La pronuncia della CTR della Liguria ha trascritto le parti più significative delle richiamate pronunce, rese peraltro in controversie che vedevano quale controparte dell’Agenzia delle Entrate la stessa Interfinance S.p.A. e, soprattutto, diversamente da quanto dedotto dall’odierna ricorrente, ha ritenuto di farne applicazione sul presupposto che fossero “inerenti situazioni di fatto del tutto conformi alla sentenza” appellata dinanzi alla CTR della Liguria.

Detta circostanza è stata contestata da parte ricorrente. Sennonchè, se è vero che le situazioni non fossero pienamente sovrapponibili, essendo state rese le richiamate pronunce in giudizi relativi a provvedimento di fermo, è innegabile che è comune alle fattispecie il dato di fatto essenziale sul quale s’innesta il principio di diritto addotto dal giudice tributario d’appello a fondamento della decisione assunta, cioè che il credito IVA fosse maturato per la sua gran parte (largamente maggiore del controcredito opposto in compensazione dall’Amministrazione finanziaria) in capo alla (OMISSIS) S.r.l. anteriormente alla dichiarazione di fallimento intervenuta con sentenza del Tribunale di Genova del 10 agosto 2000.

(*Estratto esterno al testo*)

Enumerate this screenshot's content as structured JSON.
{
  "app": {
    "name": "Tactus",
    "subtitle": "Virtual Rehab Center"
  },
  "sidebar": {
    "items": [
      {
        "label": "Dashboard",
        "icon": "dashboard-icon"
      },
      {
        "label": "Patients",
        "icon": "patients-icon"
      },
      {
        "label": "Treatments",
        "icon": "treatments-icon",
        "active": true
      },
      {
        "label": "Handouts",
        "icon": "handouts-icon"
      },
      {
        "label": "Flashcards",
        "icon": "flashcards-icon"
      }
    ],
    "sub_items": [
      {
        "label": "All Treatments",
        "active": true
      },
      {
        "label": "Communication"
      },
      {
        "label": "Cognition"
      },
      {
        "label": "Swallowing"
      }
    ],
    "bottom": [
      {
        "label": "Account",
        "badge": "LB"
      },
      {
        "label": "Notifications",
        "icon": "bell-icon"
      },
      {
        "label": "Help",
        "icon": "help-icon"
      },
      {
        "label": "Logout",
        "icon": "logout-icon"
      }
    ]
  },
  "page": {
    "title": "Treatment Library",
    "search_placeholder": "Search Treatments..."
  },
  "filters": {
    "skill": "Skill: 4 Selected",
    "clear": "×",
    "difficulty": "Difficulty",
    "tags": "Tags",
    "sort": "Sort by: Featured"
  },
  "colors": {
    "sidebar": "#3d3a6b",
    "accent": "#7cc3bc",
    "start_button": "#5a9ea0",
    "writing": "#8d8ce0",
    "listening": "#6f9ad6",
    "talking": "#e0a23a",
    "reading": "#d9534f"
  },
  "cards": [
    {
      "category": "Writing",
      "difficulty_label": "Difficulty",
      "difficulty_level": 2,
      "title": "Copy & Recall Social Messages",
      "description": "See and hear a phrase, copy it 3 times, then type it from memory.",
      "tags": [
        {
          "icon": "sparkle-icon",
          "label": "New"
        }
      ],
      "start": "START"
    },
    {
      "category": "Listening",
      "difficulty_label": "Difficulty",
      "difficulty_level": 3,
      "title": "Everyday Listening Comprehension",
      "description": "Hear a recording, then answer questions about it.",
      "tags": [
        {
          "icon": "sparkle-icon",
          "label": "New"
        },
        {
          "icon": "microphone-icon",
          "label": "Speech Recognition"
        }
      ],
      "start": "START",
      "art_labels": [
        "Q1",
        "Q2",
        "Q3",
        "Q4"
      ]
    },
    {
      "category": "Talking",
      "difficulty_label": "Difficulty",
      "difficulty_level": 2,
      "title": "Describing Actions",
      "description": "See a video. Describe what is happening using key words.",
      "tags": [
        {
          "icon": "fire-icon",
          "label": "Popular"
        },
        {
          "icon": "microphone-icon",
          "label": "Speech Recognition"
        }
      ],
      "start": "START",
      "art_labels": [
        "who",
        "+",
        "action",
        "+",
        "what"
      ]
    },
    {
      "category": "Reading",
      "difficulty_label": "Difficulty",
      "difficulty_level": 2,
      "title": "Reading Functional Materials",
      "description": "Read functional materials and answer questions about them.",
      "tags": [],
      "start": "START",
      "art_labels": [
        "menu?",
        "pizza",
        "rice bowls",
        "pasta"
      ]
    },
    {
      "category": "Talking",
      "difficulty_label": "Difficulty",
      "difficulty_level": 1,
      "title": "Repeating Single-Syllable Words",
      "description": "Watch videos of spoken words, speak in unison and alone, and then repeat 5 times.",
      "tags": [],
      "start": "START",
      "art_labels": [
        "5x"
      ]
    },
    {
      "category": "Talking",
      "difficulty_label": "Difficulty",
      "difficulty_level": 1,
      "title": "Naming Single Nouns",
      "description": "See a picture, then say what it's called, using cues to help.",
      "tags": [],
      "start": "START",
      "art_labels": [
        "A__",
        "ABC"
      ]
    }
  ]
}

Principio che, come ricordato dalla sentenza in questa sede impugnata, si esprime nel senso che al fine di accertare la sussistenza del requisito della reciprocità di cui alla L. Gall., art. 56, occorre aver riguardo, onde accertare la titolarità dei rispettivi crediti, esclusivamente al fatto genetico della situazione giuridica estintiva delle obbligazioni contrapposte, da ciò discendendo che la compensazione nel fallimento, secondo la succitata norma, è ammissibile ove ricorra l’anteriorità del fatto genetico dell’obbligazione alla dichiarazione di fallimento, anche quando il controcredito divenga liquido ed esigibile dopo l’apertura della procedura concorsuale.

Il secondo e terzo motivo, da trattare congiuntamente in quanto connessi, sono del pari infondati.

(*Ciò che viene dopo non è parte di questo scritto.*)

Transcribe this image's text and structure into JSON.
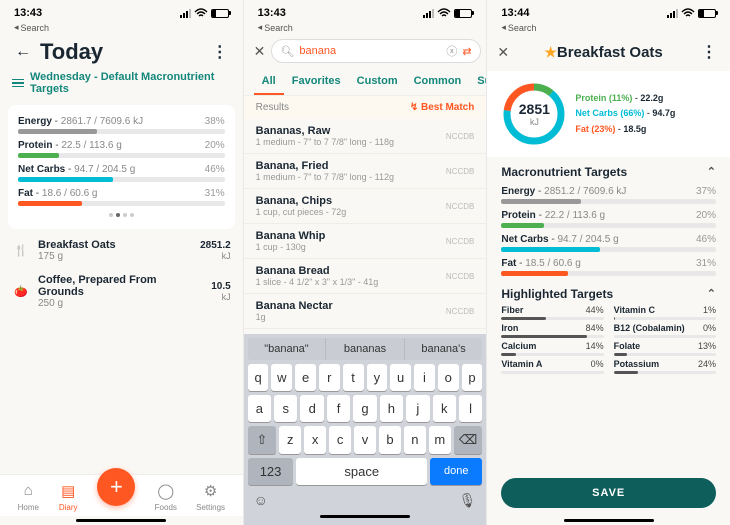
{
  "status": {
    "time1": "13:43",
    "time2": "13:43",
    "time3": "13:44",
    "batt": "30",
    "search_hint": "Search"
  },
  "pane1": {
    "title": "Today",
    "subtitle": "Wednesday - Default Macronutrient Targets",
    "macros": [
      {
        "label": "Energy",
        "val": "2861.7 / 7609.6 kJ",
        "pct": "38%",
        "width": 38,
        "color": "#999"
      },
      {
        "label": "Protein",
        "val": "22.5 / 113.6 g",
        "pct": "20%",
        "width": 20,
        "color": "#4caf50"
      },
      {
        "label": "Net Carbs",
        "val": "94.7 / 204.5 g",
        "pct": "46%",
        "width": 46,
        "color": "#00bcd4"
      },
      {
        "label": "Fat",
        "val": "18.6 / 60.6 g",
        "pct": "31%",
        "width": 31,
        "color": "#ff5722"
      }
    ],
    "foods": [
      {
        "icon": "🍴",
        "name": "Breakfast Oats",
        "amt": "175 g",
        "kj": "2851.2"
      },
      {
        "icon": "🍅",
        "name": "Coffee, Prepared From Grounds",
        "amt": "250 g",
        "kj": "10.5"
      }
    ],
    "tabs": [
      {
        "icon": "⌂",
        "label": "Home"
      },
      {
        "icon": "▤",
        "label": "Diary"
      },
      {
        "icon": "○",
        "label": "Foods"
      },
      {
        "icon": "⚙",
        "label": "Settings"
      }
    ]
  },
  "pane2": {
    "query": "banana",
    "tabs": [
      "All",
      "Favorites",
      "Custom",
      "Common",
      "Su"
    ],
    "results_label": "Results",
    "best_match": "Best Match",
    "results": [
      {
        "name": "Bananas, Raw",
        "detail": "1 medium - 7\" to 7 7/8\" long - 118g",
        "db": "NCCDB"
      },
      {
        "name": "Banana, Fried",
        "detail": "1 medium - 7\" to 7 7/8\" long - 112g",
        "db": "NCCDB"
      },
      {
        "name": "Banana, Chips",
        "detail": "1 cup, cut pieces - 72g",
        "db": "NCCDB"
      },
      {
        "name": "Banana Whip",
        "detail": "1 cup - 130g",
        "db": "NCCDB"
      },
      {
        "name": "Banana Bread",
        "detail": "1 slice - 4 1/2\" x 3\" x 1/3\" - 41g",
        "db": "NCCDB"
      },
      {
        "name": "Banana Nectar",
        "detail": "1g",
        "db": "NCCDB"
      }
    ],
    "suggestions": [
      "\"banana\"",
      "bananas",
      "banana's"
    ],
    "rows": [
      [
        "q",
        "w",
        "e",
        "r",
        "t",
        "y",
        "u",
        "i",
        "o",
        "p"
      ],
      [
        "a",
        "s",
        "d",
        "f",
        "g",
        "h",
        "j",
        "k",
        "l"
      ],
      [
        "z",
        "x",
        "c",
        "v",
        "b",
        "n",
        "m"
      ]
    ],
    "k123": "123",
    "space": "space",
    "done": "done"
  },
  "pane3": {
    "title": "Breakfast Oats",
    "energy": "2851",
    "unit": "kJ",
    "legend": [
      {
        "label": "Protein (11%)",
        "val": "22.2g",
        "cls": "p"
      },
      {
        "label": "Net Carbs (66%)",
        "val": "94.7g",
        "cls": "c"
      },
      {
        "label": "Fat (23%)",
        "val": "18.5g",
        "cls": "f"
      }
    ],
    "sect1": "Macronutrient Targets",
    "macros": [
      {
        "label": "Energy",
        "val": "2851.2 / 7609.6 kJ",
        "pct": "37%",
        "width": 37,
        "color": "#999"
      },
      {
        "label": "Protein",
        "val": "22.2 / 113.6 g",
        "pct": "20%",
        "width": 20,
        "color": "#4caf50"
      },
      {
        "label": "Net Carbs",
        "val": "94.7 / 204.5 g",
        "pct": "46%",
        "width": 46,
        "color": "#00bcd4"
      },
      {
        "label": "Fat",
        "val": "18.5 / 60.6 g",
        "pct": "31%",
        "width": 31,
        "color": "#ff5722"
      }
    ],
    "sect2": "Highlighted Targets",
    "highlights": [
      {
        "name": "Fiber",
        "pct": "44%",
        "width": 44
      },
      {
        "name": "Vitamin C",
        "pct": "1%",
        "width": 1
      },
      {
        "name": "Iron",
        "pct": "84%",
        "width": 84
      },
      {
        "name": "B12 (Cobalamin)",
        "pct": "0%",
        "width": 0
      },
      {
        "name": "Calcium",
        "pct": "14%",
        "width": 14
      },
      {
        "name": "Folate",
        "pct": "13%",
        "width": 13
      },
      {
        "name": "Vitamin A",
        "pct": "0%",
        "width": 0
      },
      {
        "name": "Potassium",
        "pct": "24%",
        "width": 24
      }
    ],
    "save": "SAVE"
  },
  "chart_data": {
    "type": "pie",
    "title": "Breakfast Oats macronutrient breakdown",
    "series": [
      {
        "name": "Protein",
        "value": 11
      },
      {
        "name": "Net Carbs",
        "value": 66
      },
      {
        "name": "Fat",
        "value": 23
      }
    ],
    "center_value": 2851,
    "center_unit": "kJ"
  }
}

Anche a voler convenire con la memoria di parte ricorrente in punto di qualificazione in termini di mere difese riguardo alle deduzioni in punto di diritto svolte dalla società per la prima volta in grado d’appello e solo in sede di memoria, le menzionate pronunce di questa Corte n. 27885, 27886 e 27887, depositate il 13 dicembre 2013 richiamate dalla CTR a sostegno del proprio decisum non hanno fatto altro che ribadire, in relazione alla specifica opposizione di compensazione a credito IVA, Il principio generale secondo il quale “la disciplina contenuta nella L. Fall., art. 56, rappresenta una deroga al concorso, a favore di soggetti che si trovino ad essere al contempo creditori e debitori del fallito, non rilevando il momento in cui l’etto compensativo si produce e ferma restando l’esigenza dell’anteriorità del fatto (genetico della situazione giuridica estintiva delle obbligazioni contrapposte” (cfr. Cass. sez. unite 16 novembre 1999, n. 775 e successiva giurisprudenza conforme).

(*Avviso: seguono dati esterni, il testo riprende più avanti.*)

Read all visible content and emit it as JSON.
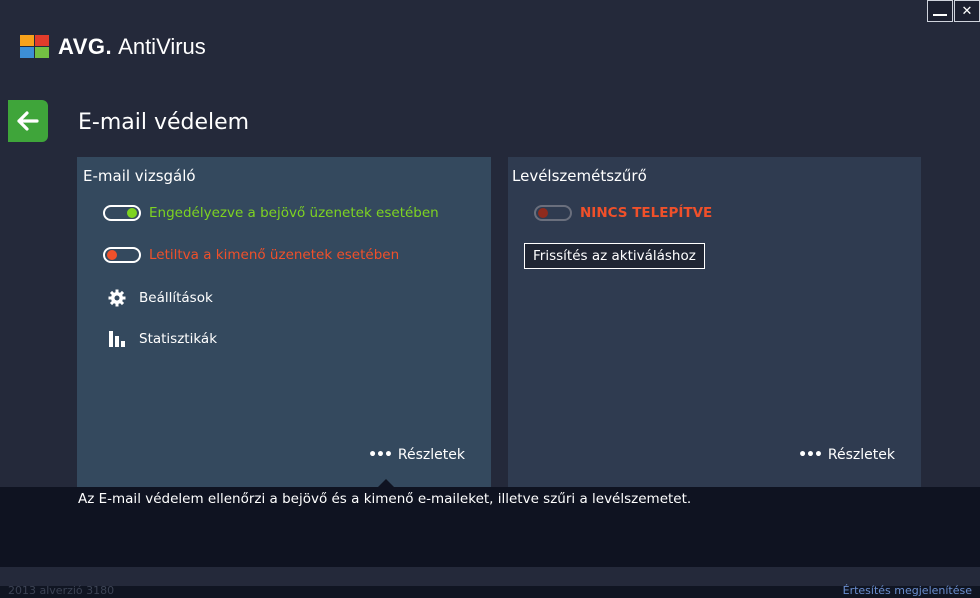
{
  "app": {
    "brand": "AVG.",
    "name": "AntiVirus"
  },
  "page": {
    "title": "E-mail védelem"
  },
  "left_panel": {
    "title": "E-mail vizsgáló",
    "incoming": {
      "label": "Engedélyezve a bejövő üzenetek esetében",
      "enabled": true,
      "color": "#7ed321"
    },
    "outgoing": {
      "label": "Letiltva a kimenő üzenetek esetében",
      "enabled": false,
      "color": "#f0502a"
    },
    "menu": [
      {
        "label": "Beállítások",
        "icon": "gear-icon"
      },
      {
        "label": "Statisztikák",
        "icon": "bar-chart-icon"
      }
    ],
    "details_label": "Részletek"
  },
  "right_panel": {
    "title": "Levélszemétszűrő",
    "status": {
      "label": "NINCS TELEPÍTVE",
      "color": "#f0502a"
    },
    "upgrade_label": "Frissítés az aktiváláshoz",
    "details_label": "Részletek"
  },
  "info": {
    "text": "Az E-mail védelem ellenőrzi a bejövő és a kimenő e-maileket, illetve szűri a levélszemetet."
  },
  "footer": {
    "version": "2013  alverzió 3180",
    "notifications": "Értesítés megjelenítése"
  },
  "colors": {
    "background": "#24293a",
    "panel": "#34495e",
    "accent_green": "#3fa53a"
  }
}
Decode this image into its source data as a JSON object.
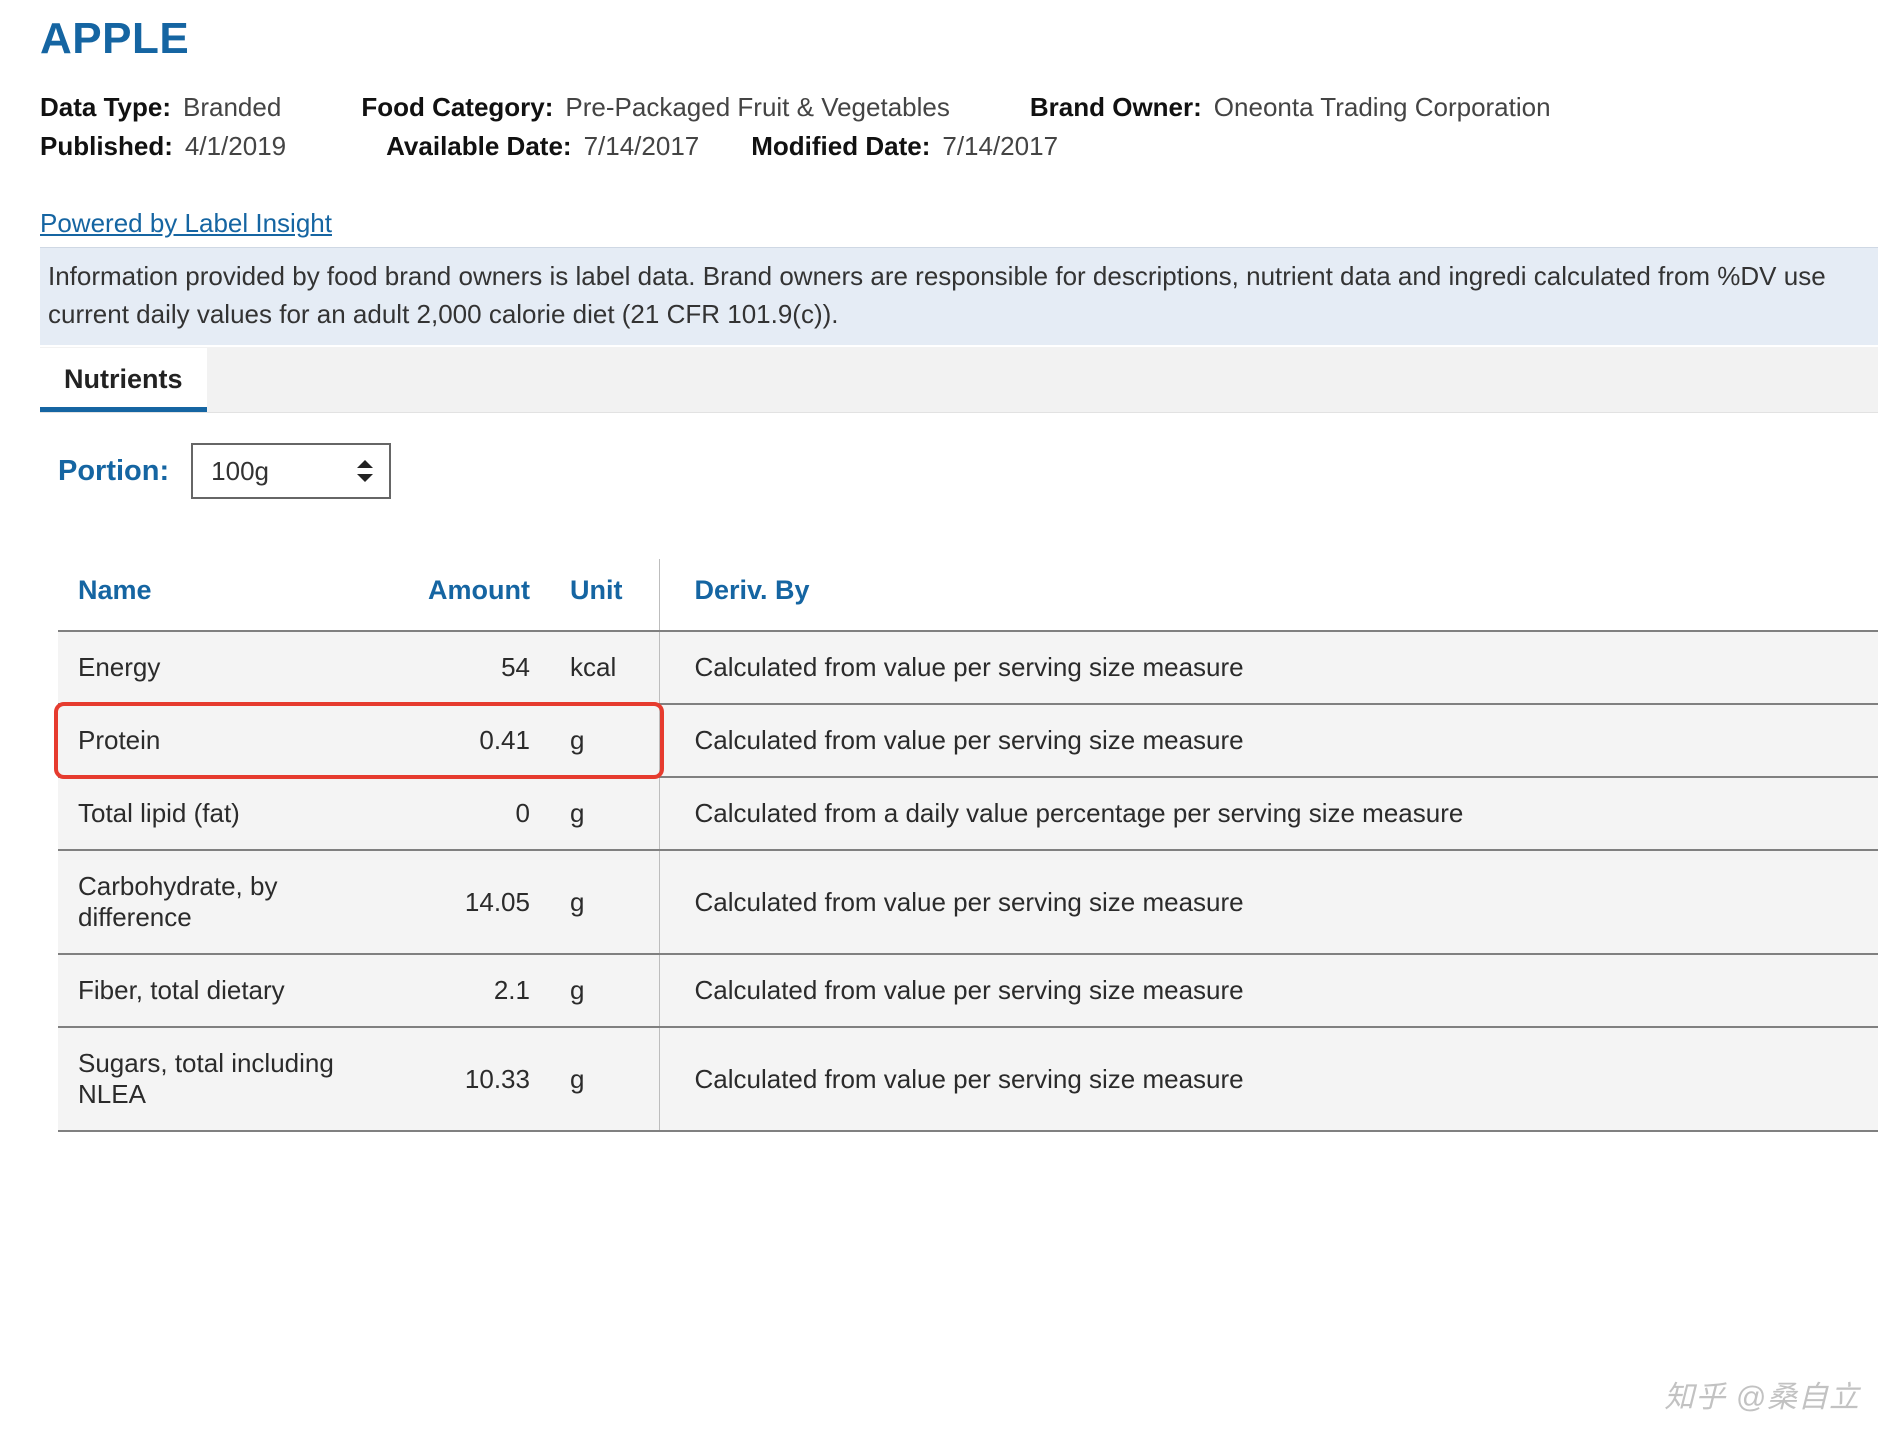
{
  "title": "APPLE",
  "meta": {
    "data_type_label": "Data Type:",
    "data_type": "Branded",
    "food_category_label": "Food Category:",
    "food_category": "Pre-Packaged Fruit & Vegetables",
    "brand_owner_label": "Brand Owner:",
    "brand_owner": "Oneonta Trading Corporation",
    "published_label": "Published:",
    "published": "4/1/2019",
    "available_label": "Available Date:",
    "available": "7/14/2017",
    "modified_label": "Modified Date:",
    "modified": "7/14/2017"
  },
  "insight_link": "Powered by Label Insight",
  "info_text": "Information provided by food brand owners is label data. Brand owners are responsible for descriptions, nutrient data and ingredi   calculated from %DV use current daily values for an adult 2,000 calorie diet (21 CFR 101.9(c)).",
  "tabs": {
    "nutrients": "Nutrients"
  },
  "portion": {
    "label": "Portion:",
    "value": "100g"
  },
  "table": {
    "headers": {
      "name": "Name",
      "amount": "Amount",
      "unit": "Unit",
      "deriv": "Deriv. By"
    },
    "rows": [
      {
        "name": "Energy",
        "amount": "54",
        "unit": "kcal",
        "deriv": "Calculated from value per serving size measure"
      },
      {
        "name": "Protein",
        "amount": "0.41",
        "unit": "g",
        "deriv": "Calculated from value per serving size measure"
      },
      {
        "name": "Total lipid (fat)",
        "amount": "0",
        "unit": "g",
        "deriv": "Calculated from a daily value percentage per serving size measure"
      },
      {
        "name": "Carbohydrate, by difference",
        "amount": "14.05",
        "unit": "g",
        "deriv": "Calculated from value per serving size measure"
      },
      {
        "name": "Fiber, total dietary",
        "amount": "2.1",
        "unit": "g",
        "deriv": "Calculated from value per serving size measure"
      },
      {
        "name": "Sugars, total including NLEA",
        "amount": "10.33",
        "unit": "g",
        "deriv": "Calculated from value per serving size measure"
      }
    ],
    "highlight_row_index": 1
  },
  "watermark": "知乎 @桑自立"
}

Nè, d’altronde, diversamente da quanto prospettato dalla ricorrente, è rilevabile un preteso contrasto tra i principi esposti dalle citate pronunce nn. 27885, 27886 e 27887 del 2013, riferite all’applicabilità della L. Fall., art. 56, all’ipotesi di compensazione di crediti fiscali eterogenei, come quelli, nella specie di otto cartelle varie), e la citata, dalla ricorrente, Cass. sez. 5, 9 maggio 2014, n. 10059, che si riferisce, in obiter dictum, all’ordinario regime di detrazione – rimborso di eccedenza IVA, che è cosa diversa da quella propria dell’oggetto della presente decisione.

Il ricorso va pertanto rigettato.

Le spese del giudizio di legittimità seguono la soccombenza e si liquidano come da dispositivo.

Ricorrono i presupposti di legge per il versamento, da parte della ricorrente, dell’ulteriore importo a titolo di contributo unificato pari a quello dovuto per il ricorso.

PQM

La Corte rigetta il ricorso e condanna la ricorrente alla rifusione in favore dell’Agenzia delle Entrate delle spese del giudizio di legittimità, che liquida in Euro 4500,00 per compenso, oltre spese prenotate a debito.

Ai sensi del D.P.R. n. 115 del 2002, art. 13, comma 1 quater, dà atto della sussistenza dei presupposti per il versamento, da parte della ricorrente, dell’ulteriore importo a titolo di contributo unificato pari a quello dovuto per il ricorso, a norma dello stesso art. 13, comma 1 bis.

Così deciso in Roma, nella Camera di consiglio, il 20 ottobre 2016.